Run with: pytest tests/test_environment.py -v
"""
import pytest
class TestCorePackages:
"""Test that core packages are installed and functional."""
def test_pandas_import(self):
import pandas as pd
assert pd.__version__ >= '2.0.0'
def test_numpy_import(self):
import numpy as np
assert np.__version__ >= '1.24.0'
def test_matplotlib_import(self):
import matplotlib
assert matplotlib.__version__ >= '3.7.0'
def test_seaborn_import(self):
import seaborn as sns
assert sns.__version__ >= '0.12.0'
class TestNBAAPI:
"""Test NBA API connectivity."""
def test_nba_api_import(self):
from nba_api.stats.static import players
all_players = players.get_players()
assert len(all_players) > 0
def test_find_player(self):
from nba_api.stats.static import players
giannis = players.find_players_by_full_name("Giannis Antetokounmpo")
assert len(giannis) == 1
assert giannis[0]['id'] == 203507
class TestProjectStructure:
"""Test that project directories exist."""
def test_data_directories(self):
from pathlib import Path
assert Path('data/raw').exists()
assert Path('data/processed').exists()
assert Path('data/external').exists()
def test_src_directories(self):
from pathlib import Path
assert Path('src/data').exists()
assert Path('src/models').exists()
assert Path('src/visualization').exists()

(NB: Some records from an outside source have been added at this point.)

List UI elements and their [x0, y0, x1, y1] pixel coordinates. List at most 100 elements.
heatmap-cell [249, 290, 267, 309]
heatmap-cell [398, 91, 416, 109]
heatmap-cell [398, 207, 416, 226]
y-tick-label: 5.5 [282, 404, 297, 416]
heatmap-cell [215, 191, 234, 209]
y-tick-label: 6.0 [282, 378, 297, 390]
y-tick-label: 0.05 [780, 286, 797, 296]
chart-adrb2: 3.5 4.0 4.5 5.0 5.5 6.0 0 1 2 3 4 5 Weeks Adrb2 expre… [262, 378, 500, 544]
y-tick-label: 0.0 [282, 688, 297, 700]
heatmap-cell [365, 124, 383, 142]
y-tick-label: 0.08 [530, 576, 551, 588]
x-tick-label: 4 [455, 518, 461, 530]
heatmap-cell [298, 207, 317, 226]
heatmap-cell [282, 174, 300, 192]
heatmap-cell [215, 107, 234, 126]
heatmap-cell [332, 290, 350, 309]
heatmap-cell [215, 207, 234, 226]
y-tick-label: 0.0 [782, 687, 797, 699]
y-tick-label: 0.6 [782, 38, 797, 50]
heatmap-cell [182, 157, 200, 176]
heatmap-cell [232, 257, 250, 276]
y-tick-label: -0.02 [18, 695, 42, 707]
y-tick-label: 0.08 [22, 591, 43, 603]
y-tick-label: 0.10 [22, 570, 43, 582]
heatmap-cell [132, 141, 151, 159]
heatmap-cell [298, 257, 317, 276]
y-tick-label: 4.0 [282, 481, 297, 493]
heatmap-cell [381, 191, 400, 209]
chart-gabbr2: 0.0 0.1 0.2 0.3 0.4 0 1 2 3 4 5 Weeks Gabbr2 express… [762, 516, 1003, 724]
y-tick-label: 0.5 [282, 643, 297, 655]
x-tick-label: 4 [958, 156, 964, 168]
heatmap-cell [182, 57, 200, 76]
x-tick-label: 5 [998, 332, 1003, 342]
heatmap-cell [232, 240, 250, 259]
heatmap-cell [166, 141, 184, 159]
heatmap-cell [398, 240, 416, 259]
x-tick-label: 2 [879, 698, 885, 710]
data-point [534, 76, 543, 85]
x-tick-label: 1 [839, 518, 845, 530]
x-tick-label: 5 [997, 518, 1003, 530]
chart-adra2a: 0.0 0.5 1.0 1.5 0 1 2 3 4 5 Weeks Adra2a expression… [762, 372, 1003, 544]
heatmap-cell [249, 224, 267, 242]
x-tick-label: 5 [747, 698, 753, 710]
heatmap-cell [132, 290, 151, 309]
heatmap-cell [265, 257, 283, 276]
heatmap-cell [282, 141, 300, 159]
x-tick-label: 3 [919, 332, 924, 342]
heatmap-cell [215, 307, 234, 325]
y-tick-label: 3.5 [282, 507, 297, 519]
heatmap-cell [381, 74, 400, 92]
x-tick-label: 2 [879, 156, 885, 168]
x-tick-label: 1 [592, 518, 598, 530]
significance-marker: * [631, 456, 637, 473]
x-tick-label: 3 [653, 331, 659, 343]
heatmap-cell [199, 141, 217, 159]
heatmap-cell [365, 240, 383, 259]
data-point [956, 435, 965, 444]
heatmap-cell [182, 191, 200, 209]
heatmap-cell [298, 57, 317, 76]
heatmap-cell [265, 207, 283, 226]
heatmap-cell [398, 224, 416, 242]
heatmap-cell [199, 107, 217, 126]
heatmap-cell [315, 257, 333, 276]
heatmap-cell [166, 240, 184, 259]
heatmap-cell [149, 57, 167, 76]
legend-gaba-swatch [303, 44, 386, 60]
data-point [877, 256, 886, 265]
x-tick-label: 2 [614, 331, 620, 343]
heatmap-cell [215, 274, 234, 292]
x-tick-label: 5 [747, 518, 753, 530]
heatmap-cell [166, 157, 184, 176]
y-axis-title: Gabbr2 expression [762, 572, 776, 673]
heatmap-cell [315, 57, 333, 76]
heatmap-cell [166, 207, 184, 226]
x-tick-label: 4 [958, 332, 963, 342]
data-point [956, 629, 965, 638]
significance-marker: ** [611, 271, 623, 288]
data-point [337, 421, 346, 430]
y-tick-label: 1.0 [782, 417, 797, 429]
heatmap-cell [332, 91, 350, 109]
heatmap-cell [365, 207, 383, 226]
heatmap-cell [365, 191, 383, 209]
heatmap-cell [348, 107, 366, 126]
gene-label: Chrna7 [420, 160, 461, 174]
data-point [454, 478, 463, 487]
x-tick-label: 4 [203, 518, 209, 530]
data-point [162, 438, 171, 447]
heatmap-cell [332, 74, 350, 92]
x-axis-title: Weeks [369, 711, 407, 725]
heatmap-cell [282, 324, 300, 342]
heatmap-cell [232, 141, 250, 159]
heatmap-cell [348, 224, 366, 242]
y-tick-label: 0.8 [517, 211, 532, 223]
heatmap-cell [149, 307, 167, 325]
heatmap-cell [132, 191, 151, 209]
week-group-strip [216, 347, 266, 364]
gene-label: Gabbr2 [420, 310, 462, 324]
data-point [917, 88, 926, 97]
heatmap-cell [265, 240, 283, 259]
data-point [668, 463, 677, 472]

def test_output_directories(self):
from pathlib import Path
assert Path('output/figures').exists()
assert Path('output/reports').exists()
if __name__ == '__main__':
pytest.main([__file__, '-v'])
Part 5: Discussion Questions
Question 1: Version Pinning
Why do the requirements files use version ranges (e.g., >=2.0.0,<3.0.0) instead of exact versions (==2.0.3)? What are the tradeoffs?
Question 2: Profile System
The setup uses different requirement profiles (core, stats, ml, dev). What advantages does this provide over a single requirements.txt file?
Question 3: Virtual Environments
Why is it important that each team member uses a virtual environment rather than installing packages globally?
Question 4: Reproducibility
What additional steps could be taken to ensure that an analysis run today can be exactly reproduced in five years?
Question 5: Security
The .gitignore file excludes credentials and .env files. What other security considerations should an analytics team address?
Deliverables
By completing this case study, you should produce:
- Setup Script: Functional
setup_environment.py - Requirements Files: Tiered requirements files for different use cases
- Project Structure: Complete directory structure with placeholder files
- Documentation: README.md and onboarding notebook
- Tests: Environment verification test suite
Key Takeaways
- Standardization reduces friction - A consistent setup process helps new team members become productive quickly
- Tiered requirements support diverse workflows without bloating everyone's environment
- Virtual environments isolate dependencies and ensure reproducibility
- Documentation is crucial - Good README and onboarding materials save hours of confusion
- Automated setup reduces human error and ensures consistency
This case study demonstrates how proper environment management enables effective team collaboration in basketball analytics.